Daniel Oliveira –
Expresso, opinião
O dia da demissão
de Miguel Relvas foi decidido pelo governo. Se Nuno Crato manteve na
gaveta o relatório que incriminava Relvas, durante semanas, a decisão de o
desengavetar por estes dias só pode ter sido política. Na despedida, Relvas fez
questão de recordar a Passos Coelho que este lhe deve a liderança do partido.
Como se dizia noutra agremiação, "tu sabes que eu sei que tu sabes que eu
sei". E Relvas sabe muito e é capaz de não estar satisfeito por ter sido
afastado pno momento mais humilhante para ele.
O governo poderá
ter tomado esta decisão, neste tempo, por considerar que seria melhor
matar este assunto antes do anúncio do acórdão do Tribunal Constitucional, das
consequentes medidas de austeridade e da remodelação do governo. Assim, o tema
Relvas morreria num dia em vez de se acumular ao descontentamento e de dar a
ideia de um governo em desintegração. Ou, pelo contrário, para ofuscar o que
hoje vai ser anunciado.
Com o buraco que,
ao que tudo indica, terá, a partir de hoje, de resolver, virão mais medidas de austeridade. Um
governo em frangalhos dificilmente as conseguirá impor. E engana-se Passos
Coelho ao pensar que Relvas, decisão do TC e remodelação, por acontecerem em
dias diferentes, não formarão a tempestade perfeita que lhe retirará
toda a autoridade para apresentar uma única medida que agrave a austeridade.

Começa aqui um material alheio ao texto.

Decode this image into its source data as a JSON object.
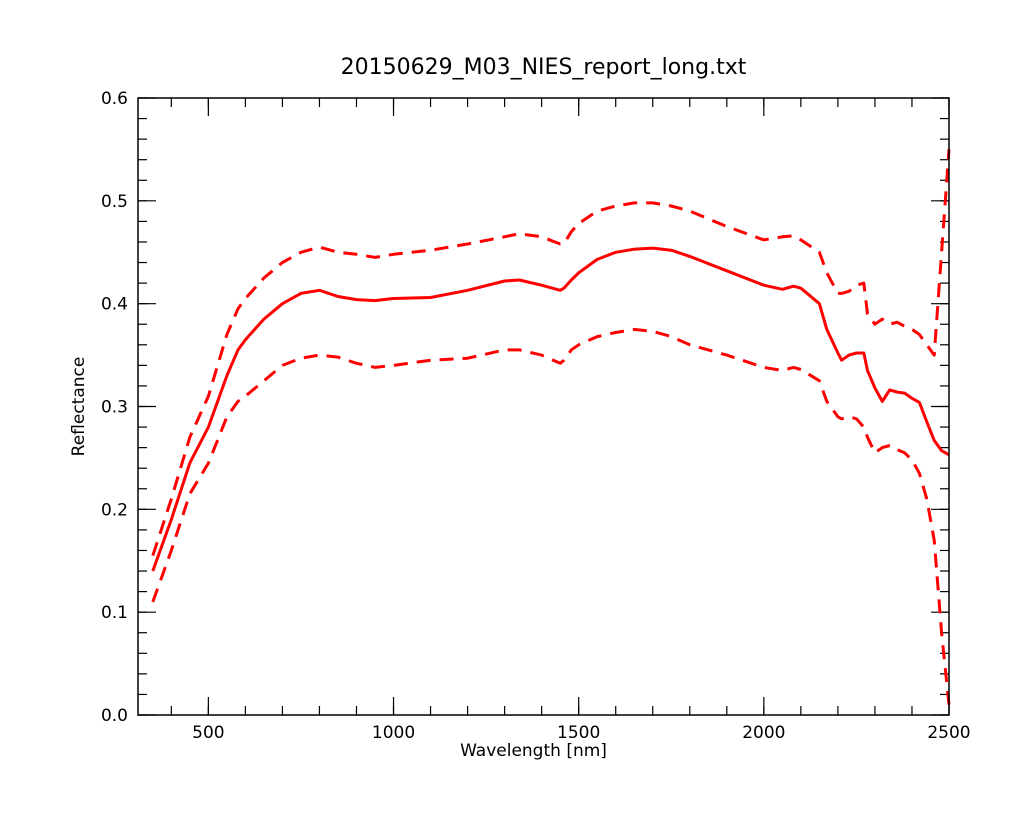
{
  "chart_data": {
    "type": "line",
    "title": "20150629_M03_NIES_report_long.txt",
    "xlabel": "Wavelength [nm]",
    "ylabel": "Reflectance",
    "xlim": [
      310,
      2500
    ],
    "ylim": [
      0.0,
      0.6
    ],
    "x_ticks": [
      500,
      1000,
      1500,
      2000,
      2500
    ],
    "x_tick_labels": [
      "500",
      "1000",
      "1500",
      "2000",
      "2500"
    ],
    "y_ticks": [
      0.0,
      0.1,
      0.2,
      0.3,
      0.4,
      0.5,
      0.6
    ],
    "y_tick_labels": [
      "0.0",
      "0.1",
      "0.2",
      "0.3",
      "0.4",
      "0.5",
      "0.6"
    ],
    "x_minor_step": 100,
    "y_minor_step": 0.02,
    "grid": false,
    "legend": "none",
    "colors": {
      "series": "#ff0000",
      "axes": "#000000"
    },
    "series": [
      {
        "style": "solid",
        "x": [
          350,
          400,
          450,
          500,
          550,
          580,
          600,
          650,
          700,
          750,
          800,
          850,
          900,
          950,
          1000,
          1100,
          1200,
          1300,
          1340,
          1400,
          1450,
          1460,
          1480,
          1500,
          1550,
          1600,
          1650,
          1700,
          1750,
          1800,
          1900,
          2000,
          2050,
          2080,
          2100,
          2150,
          2170,
          2200,
          2210,
          2230,
          2250,
          2270,
          2280,
          2300,
          2320,
          2340,
          2360,
          2380,
          2400,
          2420,
          2440,
          2460,
          2480,
          2500
        ],
        "y": [
          0.14,
          0.19,
          0.245,
          0.28,
          0.33,
          0.355,
          0.365,
          0.385,
          0.4,
          0.41,
          0.413,
          0.407,
          0.404,
          0.403,
          0.405,
          0.406,
          0.413,
          0.422,
          0.423,
          0.418,
          0.413,
          0.415,
          0.423,
          0.43,
          0.443,
          0.45,
          0.453,
          0.454,
          0.452,
          0.446,
          0.432,
          0.418,
          0.414,
          0.417,
          0.415,
          0.4,
          0.375,
          0.352,
          0.345,
          0.35,
          0.352,
          0.352,
          0.335,
          0.318,
          0.305,
          0.316,
          0.314,
          0.313,
          0.308,
          0.304,
          0.285,
          0.267,
          0.257,
          0.253
        ]
      },
      {
        "style": "dashed",
        "x": [
          350,
          400,
          450,
          500,
          550,
          580,
          600,
          650,
          700,
          750,
          800,
          850,
          900,
          950,
          1000,
          1100,
          1200,
          1300,
          1340,
          1400,
          1450,
          1460,
          1480,
          1500,
          1550,
          1600,
          1650,
          1700,
          1750,
          1800,
          1900,
          2000,
          2050,
          2080,
          2100,
          2150,
          2170,
          2200,
          2210,
          2230,
          2250,
          2270,
          2280,
          2300,
          2320,
          2340,
          2360,
          2380,
          2400,
          2420,
          2440,
          2460,
          2480,
          2500
        ],
        "y": [
          0.155,
          0.21,
          0.27,
          0.31,
          0.37,
          0.395,
          0.405,
          0.425,
          0.44,
          0.45,
          0.455,
          0.45,
          0.448,
          0.445,
          0.448,
          0.452,
          0.458,
          0.465,
          0.468,
          0.465,
          0.458,
          0.458,
          0.47,
          0.478,
          0.49,
          0.495,
          0.498,
          0.498,
          0.495,
          0.49,
          0.475,
          0.462,
          0.465,
          0.466,
          0.462,
          0.45,
          0.43,
          0.41,
          0.41,
          0.412,
          0.418,
          0.42,
          0.39,
          0.38,
          0.385,
          0.38,
          0.382,
          0.378,
          0.375,
          0.37,
          0.36,
          0.35,
          0.45,
          0.55
        ]
      },
      {
        "style": "dashed",
        "x": [
          350,
          400,
          450,
          500,
          550,
          580,
          600,
          650,
          700,
          750,
          800,
          850,
          900,
          950,
          1000,
          1100,
          1200,
          1300,
          1340,
          1400,
          1450,
          1460,
          1480,
          1500,
          1550,
          1600,
          1650,
          1700,
          1750,
          1800,
          1900,
          2000,
          2050,
          2080,
          2100,
          2150,
          2170,
          2200,
          2210,
          2230,
          2250,
          2270,
          2280,
          2300,
          2320,
          2340,
          2360,
          2380,
          2400,
          2420,
          2440,
          2460,
          2480,
          2500
        ],
        "y": [
          0.11,
          0.16,
          0.215,
          0.245,
          0.29,
          0.305,
          0.31,
          0.325,
          0.34,
          0.347,
          0.35,
          0.348,
          0.342,
          0.338,
          0.34,
          0.345,
          0.347,
          0.355,
          0.355,
          0.35,
          0.342,
          0.345,
          0.355,
          0.36,
          0.368,
          0.372,
          0.375,
          0.373,
          0.368,
          0.36,
          0.35,
          0.338,
          0.335,
          0.338,
          0.336,
          0.325,
          0.305,
          0.29,
          0.288,
          0.29,
          0.288,
          0.28,
          0.27,
          0.255,
          0.26,
          0.262,
          0.258,
          0.255,
          0.248,
          0.235,
          0.21,
          0.17,
          0.08,
          0.01
        ]
      }
    ]
  }
}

Ainda mais, quando esperou pela 25ªa hora para se livrar de Miguel Relvas.
Não sei até onde
vai o descaramento de Passos Coelho. Não sei até onde resiste quando, evidentemente,
as condições para continuar a governar se esgotaram. Pela forma como ficou,
durante um ano, com um cadáver político num dos ministérios mais importantes,
julgará que tudo pode continuar como antes. Mas, continuando em São Bento,
criará um problema à democracia portuguesa. O seu tempo acabou. Se não se
demitir esta semana, Passos Coelho viverá os piores meses da sua vida política.
E arrastará o País na sua agonia.
Claro que se Passos
Coelho não retirar as devidas conclusões da situação em se meteu, a queda
de um governo que já não pode governar depende de duas pessoas: Paulo Portas e
Cavaco Silva. Um está agarrado ao pote, o outro entretem-se a falar de como
ficou de barriga cheia de produtos nacionais no meio de uma monumental crise.
"Hoje, não falo de política", disse o senhor que vive em Belém e que
se transformou na jarra do regime. Se depender destes dois, a democracia bem
pode ir apodrecendo. Eles tratam de si.